How is the Heartbleed exploit even possible?

@paj28's comment covers the main point. OpenSSL is a shared library, so it executes in the same user-mode address space as the process using it. It can't see other process' memory at all; anything that suggested otherwise was wrong.

However, the memory being used by OpenSSL - the stuff probably near the buffer that Heartbleed over-reads from - is full of sensitive data. Specifically, it's likely to contain both the ciphertext and the plaintext of any recent or forthcoming transmissions. If you attack a server, this means you'll see messages sent to the server by others, and server responses to those messages. That's a good way to steal session tokens and private information, and you'll probably catch somebody's login credentials too. Other data stored by OpenSSL includes symmetric encryption keys (used for bulk data encryption and integrity via TLS) and private keys (used to prove identity of the server). An attacker who steals those can eavesdrop on (and even modify) the compromised TLS communication in realtime, or successfully impersonate the server, respectively (assuming a man-in-the-middle position on the network).

Now, there is one weird thing about Heartbleed that makes it worse than you might expect. Normally, there'd be a pretty good chance that if you try and read 64k of data starting from an arbitrary heap address within a process, you'd run into an unallocated memory address (virtual memory not backed by anything and therefore unusable) pretty quickly. These holes in a process address space are pretty common, because when a process frees memory that it no longer needs, the OS reclaims that memory so other processes can use it. Unless your program is leaking memory like a sieve, there usually isn't that much data in memory other than what is currently being used. Attempting to read unallocated memory (for example, attempting to access memory that has been freed) causes a read access violation (on Windows) / segmentation fault (on *nix), which will make a program crash (and it crashes before it can do anything like send data back). That's still exploitable (as a denial-of-service attack), but it's not nearly as bad as letting the attacker get all that data.

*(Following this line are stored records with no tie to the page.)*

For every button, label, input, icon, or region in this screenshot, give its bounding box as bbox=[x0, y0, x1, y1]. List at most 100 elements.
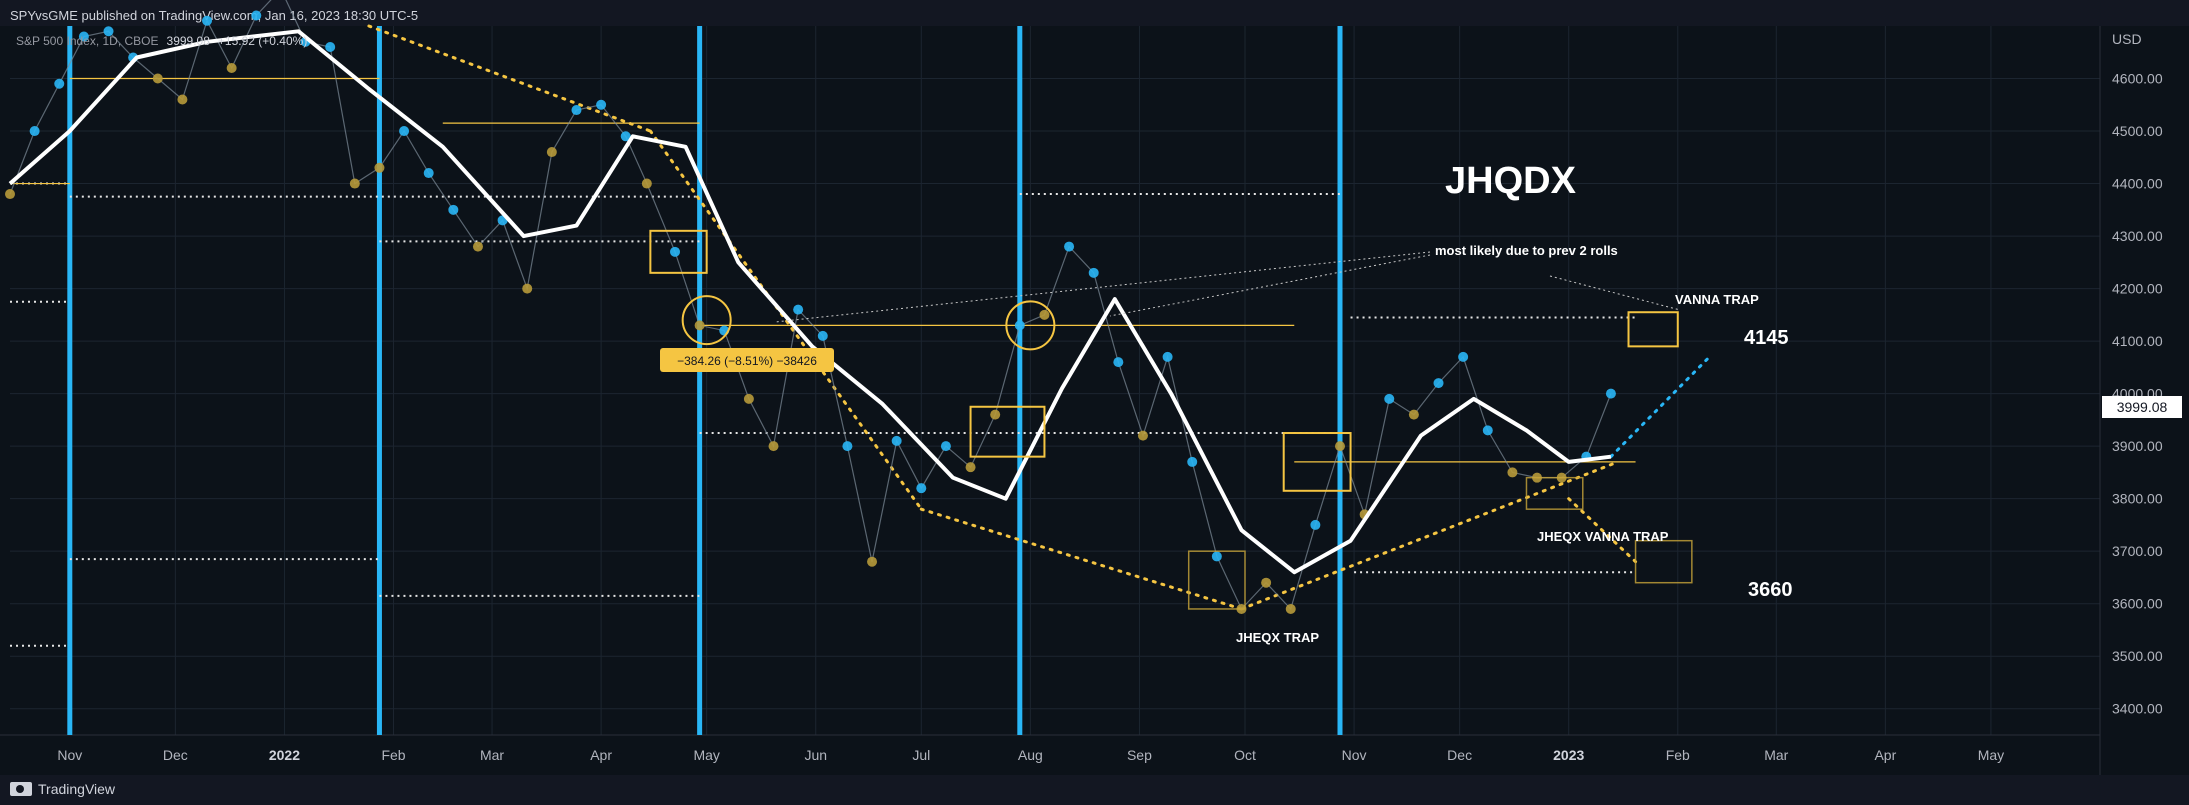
ma-line bbox=[8, 29, 1612, 575]
y-tick-label: 3500.00 bbox=[2112, 648, 2163, 664]
price-point bbox=[325, 42, 336, 53]
legend-symbol: S&P 500 Index, 1D, CBOE bbox=[16, 34, 159, 48]
annotation-boxes bbox=[649, 229, 1693, 610]
y-tick-label: 4400.00 bbox=[2112, 176, 2163, 192]
tradingview-logo[interactable]: TradingView bbox=[10, 781, 115, 797]
annotation-layer: JHQDX most likely due to prev 2 rolls VANN… bbox=[660, 160, 1793, 645]
price-point bbox=[793, 304, 804, 315]
price-tag-bg bbox=[2102, 396, 2182, 418]
price-point bbox=[768, 441, 779, 452]
x-tick-label: Nov bbox=[57, 747, 82, 763]
price-point bbox=[1310, 519, 1321, 530]
price-point bbox=[641, 178, 652, 189]
price-point bbox=[1482, 425, 1493, 436]
x-tick-label: Jun bbox=[804, 747, 827, 763]
price-point bbox=[54, 78, 65, 89]
x-tick-label: May bbox=[1978, 747, 2004, 763]
price-point bbox=[940, 441, 951, 452]
price-point bbox=[78, 31, 89, 42]
series-layer bbox=[5, 0, 1616, 614]
cycle-lines bbox=[67, 26, 1343, 735]
highlight-circle bbox=[1005, 300, 1056, 351]
y-tick-label: 3600.00 bbox=[2112, 596, 2163, 612]
price-line bbox=[9, 0, 1612, 611]
x-tick-label: Sep bbox=[1127, 747, 1152, 763]
x-tick-label: Dec bbox=[163, 747, 188, 763]
price-point bbox=[423, 168, 434, 179]
price-point bbox=[1408, 409, 1419, 420]
price-point bbox=[1088, 267, 1099, 278]
price-point bbox=[596, 99, 607, 110]
measure-tag-bg bbox=[660, 348, 834, 372]
legend-change: +15.92 (+0.40%) bbox=[217, 34, 308, 48]
price-point bbox=[103, 26, 114, 37]
price-point bbox=[1064, 241, 1075, 252]
price-point bbox=[152, 73, 163, 84]
annotation-jheqx-vanna-trap: JHEQX VANNA TRAP bbox=[1537, 529, 1669, 544]
price-point bbox=[1162, 351, 1173, 362]
price-point bbox=[571, 105, 582, 116]
price-point bbox=[867, 556, 878, 567]
annotation-jheqx-trap: JHEQX TRAP bbox=[1236, 630, 1319, 645]
price-point bbox=[1187, 456, 1198, 467]
price-point bbox=[1137, 430, 1148, 441]
price-point bbox=[743, 393, 754, 404]
tradingview-brand: TradingView bbox=[38, 781, 116, 797]
y-tick-label: 3700.00 bbox=[2112, 543, 2163, 559]
price-point bbox=[1605, 388, 1616, 399]
price-point bbox=[916, 483, 927, 494]
x-tick-label: Nov bbox=[1342, 747, 1367, 763]
x-tick-label: Oct bbox=[1234, 747, 1256, 763]
y-tick-label: 3400.00 bbox=[2112, 701, 2163, 717]
price-point bbox=[990, 409, 1001, 420]
price-point bbox=[5, 189, 15, 200]
trap-box bbox=[1282, 432, 1352, 492]
x-tick-label: 2022 bbox=[269, 747, 300, 763]
price-point bbox=[694, 320, 705, 331]
chart-legend: S&P 500 Index, 1D, CBOE 3999.08 +15.92 (… bbox=[16, 34, 307, 48]
price-point bbox=[1335, 441, 1345, 452]
published-info: SPYvsGME published on TradingView.com, J… bbox=[10, 8, 419, 23]
note-arrow bbox=[1109, 254, 1431, 317]
chart-grid bbox=[10, 26, 2100, 735]
y-tick-label: 4100.00 bbox=[2112, 333, 2163, 349]
price-point bbox=[1211, 551, 1222, 562]
x-tick-label: Mar bbox=[1764, 747, 1788, 763]
price-point bbox=[1433, 378, 1444, 389]
price-point bbox=[522, 283, 533, 294]
price-point bbox=[29, 126, 40, 137]
price-point bbox=[349, 178, 360, 189]
x-tick-label: Feb bbox=[381, 747, 405, 763]
x-tick-label: Apr bbox=[1874, 747, 1896, 763]
price-point bbox=[202, 15, 213, 26]
price-point bbox=[620, 131, 631, 142]
y-tick-label: 3900.00 bbox=[2112, 438, 2163, 454]
price-point bbox=[1285, 603, 1296, 614]
trend-line bbox=[648, 129, 923, 511]
y-tick-label: 4200.00 bbox=[2112, 281, 2163, 297]
annotation-target-4145: 4145 bbox=[1744, 327, 1789, 349]
bottom-bar bbox=[0, 775, 2189, 805]
price-point bbox=[965, 462, 976, 473]
x-tick-label: May bbox=[693, 747, 719, 763]
price-point bbox=[1014, 320, 1025, 331]
price-point bbox=[1113, 357, 1124, 368]
trap-box bbox=[969, 405, 1046, 458]
x-tick-label: 2023 bbox=[1553, 747, 1584, 763]
price-point bbox=[472, 241, 483, 252]
tradingview-logo-icon bbox=[10, 782, 32, 796]
price-point bbox=[1384, 393, 1395, 404]
x-tick-label: Aug bbox=[1018, 747, 1043, 763]
currency-label: USD bbox=[2112, 31, 2142, 47]
chart-title: JHQDX bbox=[1445, 160, 1577, 202]
x-tick-label: Feb bbox=[1666, 747, 1690, 763]
price-point bbox=[842, 441, 853, 452]
trap-box bbox=[649, 229, 708, 274]
y-tick-label: 3800.00 bbox=[2112, 491, 2163, 507]
price-point bbox=[251, 10, 262, 21]
annotation-vanna-trap: VANNA TRAP bbox=[1675, 292, 1759, 307]
legend-close: 3999.08 bbox=[166, 34, 210, 48]
y-tick-label: 4300.00 bbox=[2112, 228, 2163, 244]
price-point bbox=[177, 94, 188, 105]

With Heartbleed, the process was almost never crashing. It turns out that OpenSSL, apparently deciding that the platform memory management libraries were too slow (or something; I'm not going to try to justify this decision), pre-allocates a large amount of memory and then uses its own memory management functions within that. This means a few things:

  • When OpenSSL "frees" memory, it doesn't actually get freed as far as the OS is concerned, so that memory remains usable by the process. OpenSSL's internal memory manager might think the memory is not allocated, but as far as the OS is concerned, the OpenSSL-using process still owns that memory.
  • When OpenSSL "frees" memory, unless it explicitly wipes the data out before calling its free function, that memory retains whatever values it had before being "freed". This means a lot of data that isn't actually still in use can be read.
  • The memory heap used by OpenSSL is contiguous; there's no gaps within it as far as the OS is concerned. It's therefore very unlikely that the buffer over-read will run into a non-allocated page, so it's not likely to crash.
  • OpenSSL's memory use has very high locality - that is, it's concentrated within a relatively small range of addresses (the pre-allocated block) - rather than being spread across the address space at the whim of the OS memory allocator. As such, reading 64KB of memory (which isn't very much, even next to a 32-bit process' typical 2GB range, much less the enormous range of a 64-bit process) is likely to get a lot of data that is currently (or was recently) in use, even though that data resides in the result of a bunch of supposedly-separate allocations.

I would expect a segmentation fault if a process tried to access any memory that it didn't explicitly allocate

This is where the misconception lies.

Any broken memory access could result in a segmentation fault, but actually if the requested memory address lies within the current process's address space (say, a variable you just freed), this is highly unlikely.

That's why you should not rely on segmentation faults for finding memory access bugs!